Paul Clark, a pharmacist in Carman, Manitoba, opened Hometown Meds on the Internet this past summer and has customers throughout the New York metro area.

"Our customers, generally speaking, are a group of people, particularly seniors, who quite honestly don't have another option," Clark said. "None of the manufacturers have been particularly thrilled about us selling into the U.S. market just from a profit standpoint."

American customers must send a copy or their original prescription from their physician before Hometown Meds will fill the order. A physician and two pharmacists at Hometown Meds review the prescription before filling it.

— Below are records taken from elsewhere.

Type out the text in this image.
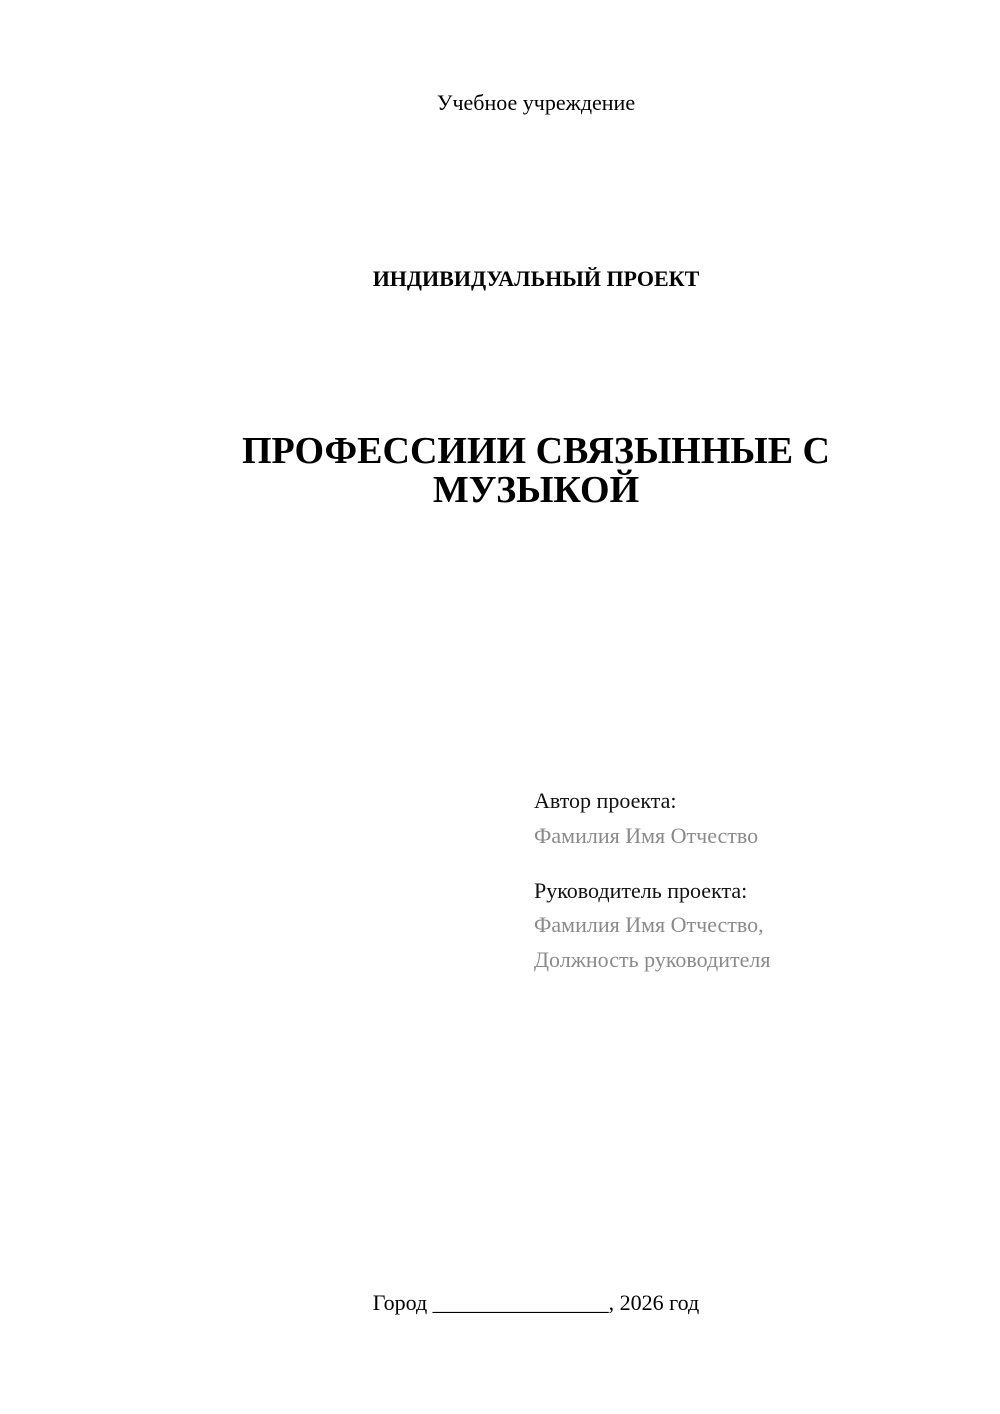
Учебное учреждение

ИНДИВИДУАЛЬНЫЙ ПРОЕКТ

ПРОФЕССИИИ СВЯЗЫННЫЕ С
МУЗЫКОЙ
Автор проекта:
Фамилия Имя Отчество
Руководитель проекта:
Фамилия Имя Отчество,
Должность руководителя
Город ________________, 2026 год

"It seems to me this is more about bullying than legitimate concerns," Clark said. "I would assume that if GlaxoSmithKline is successful in shutting down this part of the business that other manufacturers will jump on soon," he said.

Lowell Weiner, a spokesman for Madison, N.J.-based Wyeth, said the company is concerned about patient safety and also maintaining adequate product supply for patients in Canada. With 2,900 employees, Wyeth's manufacturing and research and development campus in Pearl River is Rockland County's largest employer.

"We have similar concerns that Glaxo raised and we are monitoring the situation very carefully. In addition, we did send a letter in July to customers in Canada from the Canadian affiliate," Weiner said. "That letter basically said that this concern involved exportation of Canadian products outside of Canadian borders and the purpose of the letter is to advise that all products distributed by Wyeth in Canada are for sale in Canada only and are not for export."